The Article II ground has been criticized as implying that state courts have no power to interpret the state’s election statute, so far as bears on presidential elections, no matter how ambiguous or riddled with gaps the statute is; or to declare it unconstitutional, no matter how blatantly its terms violate settled constitutional principles, whether federal or state. But that is not what the Article II ground implies. The state courts retain their ordinary powers. But the Supreme Court is authorized to intervene if, in the guise of interpretation, the state court in effect rewrites the state election law, usurping the legislature’s authority.
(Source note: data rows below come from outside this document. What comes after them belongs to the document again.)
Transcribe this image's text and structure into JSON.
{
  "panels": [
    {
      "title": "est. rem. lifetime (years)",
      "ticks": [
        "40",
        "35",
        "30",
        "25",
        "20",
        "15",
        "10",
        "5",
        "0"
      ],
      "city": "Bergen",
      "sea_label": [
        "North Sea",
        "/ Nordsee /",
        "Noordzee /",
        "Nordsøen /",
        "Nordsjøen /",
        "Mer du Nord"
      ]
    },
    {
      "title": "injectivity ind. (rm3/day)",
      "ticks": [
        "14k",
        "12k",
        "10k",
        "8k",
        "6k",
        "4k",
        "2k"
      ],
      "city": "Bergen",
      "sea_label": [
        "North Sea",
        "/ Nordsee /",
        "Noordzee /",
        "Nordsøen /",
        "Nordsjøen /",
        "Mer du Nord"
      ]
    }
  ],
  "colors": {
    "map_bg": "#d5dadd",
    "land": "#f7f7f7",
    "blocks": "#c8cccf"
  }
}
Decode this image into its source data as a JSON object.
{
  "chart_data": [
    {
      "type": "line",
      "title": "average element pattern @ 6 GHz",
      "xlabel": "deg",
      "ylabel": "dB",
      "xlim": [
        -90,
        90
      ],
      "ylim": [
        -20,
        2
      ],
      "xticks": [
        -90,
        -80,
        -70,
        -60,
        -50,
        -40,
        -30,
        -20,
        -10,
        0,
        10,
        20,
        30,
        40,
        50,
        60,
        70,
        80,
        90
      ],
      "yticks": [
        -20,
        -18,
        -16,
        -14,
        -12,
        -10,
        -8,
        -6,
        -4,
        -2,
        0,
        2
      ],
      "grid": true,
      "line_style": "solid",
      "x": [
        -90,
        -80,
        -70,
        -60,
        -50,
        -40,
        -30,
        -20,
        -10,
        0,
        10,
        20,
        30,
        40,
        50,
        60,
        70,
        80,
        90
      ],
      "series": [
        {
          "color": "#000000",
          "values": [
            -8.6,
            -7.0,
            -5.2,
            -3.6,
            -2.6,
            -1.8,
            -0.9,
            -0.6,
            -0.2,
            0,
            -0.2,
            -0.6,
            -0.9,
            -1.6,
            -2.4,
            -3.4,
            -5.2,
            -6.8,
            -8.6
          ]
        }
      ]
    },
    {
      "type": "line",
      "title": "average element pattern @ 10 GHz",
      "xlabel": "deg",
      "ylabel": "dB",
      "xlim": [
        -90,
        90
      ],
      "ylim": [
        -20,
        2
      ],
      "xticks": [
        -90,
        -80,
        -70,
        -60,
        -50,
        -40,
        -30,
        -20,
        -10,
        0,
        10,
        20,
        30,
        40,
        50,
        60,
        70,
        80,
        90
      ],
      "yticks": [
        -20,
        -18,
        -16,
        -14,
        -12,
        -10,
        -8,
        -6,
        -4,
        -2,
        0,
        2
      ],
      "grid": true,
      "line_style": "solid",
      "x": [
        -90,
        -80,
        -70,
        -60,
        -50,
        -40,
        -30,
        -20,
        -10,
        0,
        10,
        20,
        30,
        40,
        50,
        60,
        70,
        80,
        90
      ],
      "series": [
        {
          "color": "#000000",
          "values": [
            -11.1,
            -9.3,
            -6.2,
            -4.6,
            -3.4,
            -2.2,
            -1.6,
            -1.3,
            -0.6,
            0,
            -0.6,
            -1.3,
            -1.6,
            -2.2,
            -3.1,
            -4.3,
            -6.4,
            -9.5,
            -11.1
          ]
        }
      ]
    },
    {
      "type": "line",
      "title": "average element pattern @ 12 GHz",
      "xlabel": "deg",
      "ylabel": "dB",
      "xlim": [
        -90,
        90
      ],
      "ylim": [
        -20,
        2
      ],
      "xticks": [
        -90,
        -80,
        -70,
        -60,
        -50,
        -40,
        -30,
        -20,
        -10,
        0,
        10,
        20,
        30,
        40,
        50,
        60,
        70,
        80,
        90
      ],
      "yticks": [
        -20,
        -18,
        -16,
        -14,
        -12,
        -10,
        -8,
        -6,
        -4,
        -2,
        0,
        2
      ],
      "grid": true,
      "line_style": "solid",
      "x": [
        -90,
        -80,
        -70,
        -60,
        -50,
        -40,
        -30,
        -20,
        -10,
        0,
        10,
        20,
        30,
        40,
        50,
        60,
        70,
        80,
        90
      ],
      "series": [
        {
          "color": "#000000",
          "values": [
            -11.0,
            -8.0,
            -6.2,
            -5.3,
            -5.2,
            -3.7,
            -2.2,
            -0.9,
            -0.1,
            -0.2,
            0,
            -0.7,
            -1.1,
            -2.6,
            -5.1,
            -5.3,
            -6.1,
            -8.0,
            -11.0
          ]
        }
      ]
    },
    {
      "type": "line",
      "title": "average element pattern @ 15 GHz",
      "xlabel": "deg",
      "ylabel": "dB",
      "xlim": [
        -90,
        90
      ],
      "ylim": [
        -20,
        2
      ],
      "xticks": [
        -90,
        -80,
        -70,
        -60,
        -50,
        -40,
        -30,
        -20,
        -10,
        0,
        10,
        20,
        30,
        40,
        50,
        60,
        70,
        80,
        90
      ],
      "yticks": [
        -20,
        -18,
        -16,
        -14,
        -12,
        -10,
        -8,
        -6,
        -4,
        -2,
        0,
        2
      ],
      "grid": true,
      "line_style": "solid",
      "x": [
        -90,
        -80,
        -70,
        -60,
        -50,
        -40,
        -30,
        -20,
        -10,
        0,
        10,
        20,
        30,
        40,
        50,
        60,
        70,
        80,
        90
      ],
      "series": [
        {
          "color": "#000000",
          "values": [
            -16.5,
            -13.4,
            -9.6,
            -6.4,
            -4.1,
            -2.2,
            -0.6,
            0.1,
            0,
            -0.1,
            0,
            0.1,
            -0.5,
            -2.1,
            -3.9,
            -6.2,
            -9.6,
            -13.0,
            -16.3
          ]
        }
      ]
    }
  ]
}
The difference between interpretive and usurpative judicial “work” on statutes is subtle, but it is illuminated by comparison to the settled distinction in the law of labor arbitration between an arbitrator’s interpreting a collective bargaining agreement, on the one hand, and, on the other, importing his own views of industrial justice in disregard of the agreement. The former is legitimate interpretation, and it is insulated from judicial review; the latter is usurpative, and it is forbidden.

The principles that I have outlined so far actually commanded the support of all nine justices in the first opinion in the election litigation, that of Dec. 4. A unanimous decision by the Supreme Court may be wrong, but is unlikely to be so far wrong as to impair the court’s authority. The issue that divided the court later was whether the Florida supreme court had stepped so far out of the line of the state’s election code as to bring down the bar of Article II. That is a difficult issue, but as I have argued at length in my book and continue to believe, resolving it in favor of invalidating the court’s rulings and hence stopping the recount would have been a plausible application of Article II. It’s a shame the court failed to follow this route.